Johnson’s sharp sigh filled the office. But an FBI agent wounded on duty could probably expect to be allowed a bit of leeway.

Verdon looked away.

Wilson took up the thread. “The same ‘justification’ you offered for not getting in contact, not calling for backup, not informing us of your newly discovered suspicions . . .”

Amaia was fed up. These people were at it again with the ridiculous rhetorical games they enjoyed so much, and she’d had enough. She didn’t see what they were getting at. They themselves had been intent on drawing up an “official version.”

“Are you suggesting our procedures were irregular?
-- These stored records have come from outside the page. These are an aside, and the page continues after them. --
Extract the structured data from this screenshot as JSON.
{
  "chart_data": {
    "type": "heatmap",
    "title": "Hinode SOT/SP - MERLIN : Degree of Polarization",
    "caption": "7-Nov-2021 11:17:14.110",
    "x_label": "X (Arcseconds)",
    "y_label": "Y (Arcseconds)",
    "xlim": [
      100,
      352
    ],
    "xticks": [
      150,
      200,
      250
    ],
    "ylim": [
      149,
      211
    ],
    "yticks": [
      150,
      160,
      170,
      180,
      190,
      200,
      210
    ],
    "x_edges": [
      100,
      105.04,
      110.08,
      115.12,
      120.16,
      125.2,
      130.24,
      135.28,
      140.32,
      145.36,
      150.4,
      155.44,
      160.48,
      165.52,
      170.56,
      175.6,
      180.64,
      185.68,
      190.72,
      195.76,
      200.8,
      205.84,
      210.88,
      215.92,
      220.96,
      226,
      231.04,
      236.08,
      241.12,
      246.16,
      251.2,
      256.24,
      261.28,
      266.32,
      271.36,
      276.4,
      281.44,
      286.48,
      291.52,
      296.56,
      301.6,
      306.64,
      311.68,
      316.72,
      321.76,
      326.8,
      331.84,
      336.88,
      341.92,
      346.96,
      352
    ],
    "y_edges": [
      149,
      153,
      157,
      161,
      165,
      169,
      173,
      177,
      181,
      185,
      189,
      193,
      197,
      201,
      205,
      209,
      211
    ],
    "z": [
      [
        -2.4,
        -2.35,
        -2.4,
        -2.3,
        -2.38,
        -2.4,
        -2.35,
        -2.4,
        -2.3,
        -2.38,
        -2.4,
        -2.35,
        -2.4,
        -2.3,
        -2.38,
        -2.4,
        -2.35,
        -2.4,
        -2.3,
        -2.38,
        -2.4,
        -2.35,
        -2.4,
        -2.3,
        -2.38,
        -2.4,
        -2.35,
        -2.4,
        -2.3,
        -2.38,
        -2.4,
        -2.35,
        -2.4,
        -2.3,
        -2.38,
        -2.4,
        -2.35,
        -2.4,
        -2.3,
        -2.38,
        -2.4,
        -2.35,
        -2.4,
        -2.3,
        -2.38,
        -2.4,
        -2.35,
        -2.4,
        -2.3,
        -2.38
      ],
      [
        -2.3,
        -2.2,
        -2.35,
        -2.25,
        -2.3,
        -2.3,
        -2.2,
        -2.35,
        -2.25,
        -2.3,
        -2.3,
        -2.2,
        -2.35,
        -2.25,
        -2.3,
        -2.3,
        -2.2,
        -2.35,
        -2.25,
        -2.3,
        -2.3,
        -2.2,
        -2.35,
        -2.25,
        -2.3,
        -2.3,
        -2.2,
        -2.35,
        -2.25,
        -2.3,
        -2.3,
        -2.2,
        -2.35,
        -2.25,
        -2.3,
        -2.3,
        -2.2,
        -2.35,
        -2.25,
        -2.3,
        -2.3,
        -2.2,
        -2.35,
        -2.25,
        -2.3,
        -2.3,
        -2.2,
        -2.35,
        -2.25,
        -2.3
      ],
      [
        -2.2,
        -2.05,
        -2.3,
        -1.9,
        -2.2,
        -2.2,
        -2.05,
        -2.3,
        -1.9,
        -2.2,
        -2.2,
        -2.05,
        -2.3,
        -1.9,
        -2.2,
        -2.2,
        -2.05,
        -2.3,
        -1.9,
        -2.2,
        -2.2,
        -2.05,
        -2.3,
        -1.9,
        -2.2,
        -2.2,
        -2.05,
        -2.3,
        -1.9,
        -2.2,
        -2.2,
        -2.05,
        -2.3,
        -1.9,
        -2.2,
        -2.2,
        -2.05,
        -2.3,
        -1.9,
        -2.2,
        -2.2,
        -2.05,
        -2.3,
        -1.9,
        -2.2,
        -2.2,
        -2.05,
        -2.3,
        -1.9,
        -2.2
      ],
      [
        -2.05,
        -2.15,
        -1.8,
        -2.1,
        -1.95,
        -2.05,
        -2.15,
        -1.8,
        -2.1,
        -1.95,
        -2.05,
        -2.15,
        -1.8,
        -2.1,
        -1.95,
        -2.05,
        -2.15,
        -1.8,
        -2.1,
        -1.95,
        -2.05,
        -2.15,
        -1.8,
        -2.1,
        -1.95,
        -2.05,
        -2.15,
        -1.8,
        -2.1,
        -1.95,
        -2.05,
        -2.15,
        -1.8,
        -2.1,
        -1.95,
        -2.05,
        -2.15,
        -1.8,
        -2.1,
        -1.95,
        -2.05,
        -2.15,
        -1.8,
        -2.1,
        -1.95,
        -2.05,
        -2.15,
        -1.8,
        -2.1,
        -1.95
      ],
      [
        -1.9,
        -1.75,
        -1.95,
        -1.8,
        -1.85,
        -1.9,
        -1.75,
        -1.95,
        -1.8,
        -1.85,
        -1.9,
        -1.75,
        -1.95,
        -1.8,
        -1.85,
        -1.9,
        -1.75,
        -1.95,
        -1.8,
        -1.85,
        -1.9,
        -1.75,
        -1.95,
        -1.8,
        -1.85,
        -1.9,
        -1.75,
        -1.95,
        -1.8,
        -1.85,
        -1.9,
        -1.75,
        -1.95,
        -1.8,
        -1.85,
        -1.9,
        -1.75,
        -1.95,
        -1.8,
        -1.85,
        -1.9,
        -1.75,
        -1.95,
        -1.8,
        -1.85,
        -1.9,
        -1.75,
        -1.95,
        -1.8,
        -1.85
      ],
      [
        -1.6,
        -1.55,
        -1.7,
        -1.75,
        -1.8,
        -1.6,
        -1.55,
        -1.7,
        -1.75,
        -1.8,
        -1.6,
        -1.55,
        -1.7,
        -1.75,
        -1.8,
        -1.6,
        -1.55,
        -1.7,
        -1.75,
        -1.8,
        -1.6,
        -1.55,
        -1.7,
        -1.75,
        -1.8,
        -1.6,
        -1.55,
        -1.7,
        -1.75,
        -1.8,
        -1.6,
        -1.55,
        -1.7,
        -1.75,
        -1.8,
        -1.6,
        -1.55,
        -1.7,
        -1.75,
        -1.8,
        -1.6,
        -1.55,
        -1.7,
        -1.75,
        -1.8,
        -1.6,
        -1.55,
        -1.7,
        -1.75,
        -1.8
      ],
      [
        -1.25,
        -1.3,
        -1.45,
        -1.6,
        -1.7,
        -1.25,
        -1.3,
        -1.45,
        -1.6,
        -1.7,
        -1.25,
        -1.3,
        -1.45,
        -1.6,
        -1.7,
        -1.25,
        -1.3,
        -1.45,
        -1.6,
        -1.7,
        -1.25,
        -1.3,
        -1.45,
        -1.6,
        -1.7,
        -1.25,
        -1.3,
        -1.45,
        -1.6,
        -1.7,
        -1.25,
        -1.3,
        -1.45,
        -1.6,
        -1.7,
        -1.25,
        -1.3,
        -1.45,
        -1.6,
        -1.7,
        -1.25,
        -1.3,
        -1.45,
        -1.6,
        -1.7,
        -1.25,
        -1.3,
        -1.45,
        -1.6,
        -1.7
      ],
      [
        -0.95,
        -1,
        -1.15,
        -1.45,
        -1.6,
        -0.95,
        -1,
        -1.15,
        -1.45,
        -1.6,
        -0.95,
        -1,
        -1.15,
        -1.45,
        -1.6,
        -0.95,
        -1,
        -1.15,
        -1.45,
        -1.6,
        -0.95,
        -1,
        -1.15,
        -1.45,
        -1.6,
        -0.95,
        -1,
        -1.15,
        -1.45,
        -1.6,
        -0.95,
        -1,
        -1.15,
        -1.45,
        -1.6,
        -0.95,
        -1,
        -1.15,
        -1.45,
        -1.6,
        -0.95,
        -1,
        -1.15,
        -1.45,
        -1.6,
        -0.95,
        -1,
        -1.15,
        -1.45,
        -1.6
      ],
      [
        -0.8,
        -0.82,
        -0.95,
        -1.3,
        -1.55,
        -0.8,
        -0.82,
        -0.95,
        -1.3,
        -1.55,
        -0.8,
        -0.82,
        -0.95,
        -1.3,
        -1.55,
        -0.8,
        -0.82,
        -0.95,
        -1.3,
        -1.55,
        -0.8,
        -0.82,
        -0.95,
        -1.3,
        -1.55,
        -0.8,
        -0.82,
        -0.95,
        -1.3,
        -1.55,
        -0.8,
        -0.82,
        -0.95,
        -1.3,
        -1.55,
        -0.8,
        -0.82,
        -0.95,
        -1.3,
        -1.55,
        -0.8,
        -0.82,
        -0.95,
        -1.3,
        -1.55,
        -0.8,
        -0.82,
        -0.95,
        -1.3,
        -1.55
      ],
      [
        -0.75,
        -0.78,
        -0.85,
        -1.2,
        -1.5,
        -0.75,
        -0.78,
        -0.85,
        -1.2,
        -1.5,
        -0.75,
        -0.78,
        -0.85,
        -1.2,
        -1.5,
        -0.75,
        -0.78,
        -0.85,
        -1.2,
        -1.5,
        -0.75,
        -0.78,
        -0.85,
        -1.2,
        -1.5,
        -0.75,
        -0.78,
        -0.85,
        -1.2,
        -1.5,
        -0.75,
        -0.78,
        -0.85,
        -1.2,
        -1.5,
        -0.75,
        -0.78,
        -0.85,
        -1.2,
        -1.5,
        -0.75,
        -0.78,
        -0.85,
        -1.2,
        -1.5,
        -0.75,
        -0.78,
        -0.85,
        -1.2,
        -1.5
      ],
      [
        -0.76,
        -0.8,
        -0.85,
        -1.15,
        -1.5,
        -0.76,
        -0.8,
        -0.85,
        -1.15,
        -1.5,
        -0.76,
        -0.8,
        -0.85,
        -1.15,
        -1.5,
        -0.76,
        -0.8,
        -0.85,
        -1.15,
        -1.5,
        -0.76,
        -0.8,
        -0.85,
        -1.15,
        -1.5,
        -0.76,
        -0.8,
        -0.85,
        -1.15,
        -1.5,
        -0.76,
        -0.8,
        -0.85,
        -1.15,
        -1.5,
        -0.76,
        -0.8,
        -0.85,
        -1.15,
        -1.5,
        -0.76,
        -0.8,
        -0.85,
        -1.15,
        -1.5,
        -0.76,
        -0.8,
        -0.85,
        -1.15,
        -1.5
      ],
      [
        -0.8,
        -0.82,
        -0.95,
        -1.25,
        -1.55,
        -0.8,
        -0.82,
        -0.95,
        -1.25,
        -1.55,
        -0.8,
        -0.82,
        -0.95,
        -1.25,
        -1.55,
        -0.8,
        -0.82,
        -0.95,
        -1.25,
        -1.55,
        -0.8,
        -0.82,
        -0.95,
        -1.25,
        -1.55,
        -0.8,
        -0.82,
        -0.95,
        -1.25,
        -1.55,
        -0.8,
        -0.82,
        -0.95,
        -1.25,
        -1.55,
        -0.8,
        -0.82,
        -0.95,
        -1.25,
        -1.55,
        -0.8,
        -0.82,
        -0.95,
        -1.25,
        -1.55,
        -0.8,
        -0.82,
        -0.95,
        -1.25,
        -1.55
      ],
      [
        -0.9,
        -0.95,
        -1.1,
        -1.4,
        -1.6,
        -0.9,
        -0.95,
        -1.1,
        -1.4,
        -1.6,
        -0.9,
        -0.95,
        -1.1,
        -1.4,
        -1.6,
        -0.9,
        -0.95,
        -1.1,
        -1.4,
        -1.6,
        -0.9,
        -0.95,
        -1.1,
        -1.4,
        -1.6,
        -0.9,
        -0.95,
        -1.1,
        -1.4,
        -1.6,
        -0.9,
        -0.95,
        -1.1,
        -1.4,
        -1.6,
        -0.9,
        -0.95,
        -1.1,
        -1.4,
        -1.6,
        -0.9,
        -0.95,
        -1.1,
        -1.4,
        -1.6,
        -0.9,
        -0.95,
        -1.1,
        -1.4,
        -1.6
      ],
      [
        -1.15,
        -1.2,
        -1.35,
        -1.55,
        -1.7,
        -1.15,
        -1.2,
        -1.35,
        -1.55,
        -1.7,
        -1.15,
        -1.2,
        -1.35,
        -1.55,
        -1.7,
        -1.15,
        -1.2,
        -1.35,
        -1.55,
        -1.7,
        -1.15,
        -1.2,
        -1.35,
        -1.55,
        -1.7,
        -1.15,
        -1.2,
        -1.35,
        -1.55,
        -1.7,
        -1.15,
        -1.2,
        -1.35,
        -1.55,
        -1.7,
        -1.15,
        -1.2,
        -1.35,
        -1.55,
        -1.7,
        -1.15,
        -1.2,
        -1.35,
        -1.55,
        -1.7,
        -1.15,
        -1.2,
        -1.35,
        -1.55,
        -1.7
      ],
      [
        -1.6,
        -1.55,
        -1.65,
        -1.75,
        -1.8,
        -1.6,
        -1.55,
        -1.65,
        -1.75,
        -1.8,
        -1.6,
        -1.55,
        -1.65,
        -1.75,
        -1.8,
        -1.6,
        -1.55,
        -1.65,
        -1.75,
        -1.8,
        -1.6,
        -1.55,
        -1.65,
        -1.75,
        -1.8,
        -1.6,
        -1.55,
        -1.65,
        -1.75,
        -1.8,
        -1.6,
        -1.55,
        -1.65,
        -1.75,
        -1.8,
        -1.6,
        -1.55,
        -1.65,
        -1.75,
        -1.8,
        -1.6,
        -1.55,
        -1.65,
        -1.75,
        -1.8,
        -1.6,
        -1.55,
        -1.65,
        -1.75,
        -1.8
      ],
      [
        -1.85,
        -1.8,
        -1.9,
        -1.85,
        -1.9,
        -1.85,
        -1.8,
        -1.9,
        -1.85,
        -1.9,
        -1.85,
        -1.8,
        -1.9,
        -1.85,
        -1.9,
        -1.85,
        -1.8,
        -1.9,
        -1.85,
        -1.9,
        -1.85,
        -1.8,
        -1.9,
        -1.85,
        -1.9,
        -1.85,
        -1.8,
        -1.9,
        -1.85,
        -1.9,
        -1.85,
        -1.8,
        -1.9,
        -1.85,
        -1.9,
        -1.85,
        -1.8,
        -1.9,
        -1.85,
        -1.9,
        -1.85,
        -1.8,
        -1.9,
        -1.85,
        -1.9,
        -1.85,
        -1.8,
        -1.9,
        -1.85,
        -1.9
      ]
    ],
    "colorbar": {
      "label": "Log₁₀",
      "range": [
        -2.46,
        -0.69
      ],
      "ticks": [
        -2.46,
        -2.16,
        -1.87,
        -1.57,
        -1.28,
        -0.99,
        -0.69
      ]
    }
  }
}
Because if you are—”

“Again, with all due respect, Directors,” Johnson interrupted her. “There was no proof. We had nothing: No crime scene analysis, no comparative prints, no ballistic evidence, we couldn’t compare physical traits, voices, or handwriting, and we had no witnesses and absolutely no technical support. The bodies of his most recent victims are rotting away even now at crime scenes nobody’s been able to examine. The technical evidence available to us led Agent Tucker to arrest Nelson, and we lost all communication after that. Assistant Inspector Salazar got to Lenx purely by following her instincts as an investigator; she—and she alone—was the one who tracked him down. She’s already reported that the first time she knew for sure Davis was our man was when she got to his house and met his family. Up to that point, there was nothing solid to report. Just as she was speaking with the wife and kids, Lenx arrived, intending to murder them. Thank God Salazar was there, because otherwise, Lenx would be just as invisible today as he was for the last eighteen years.”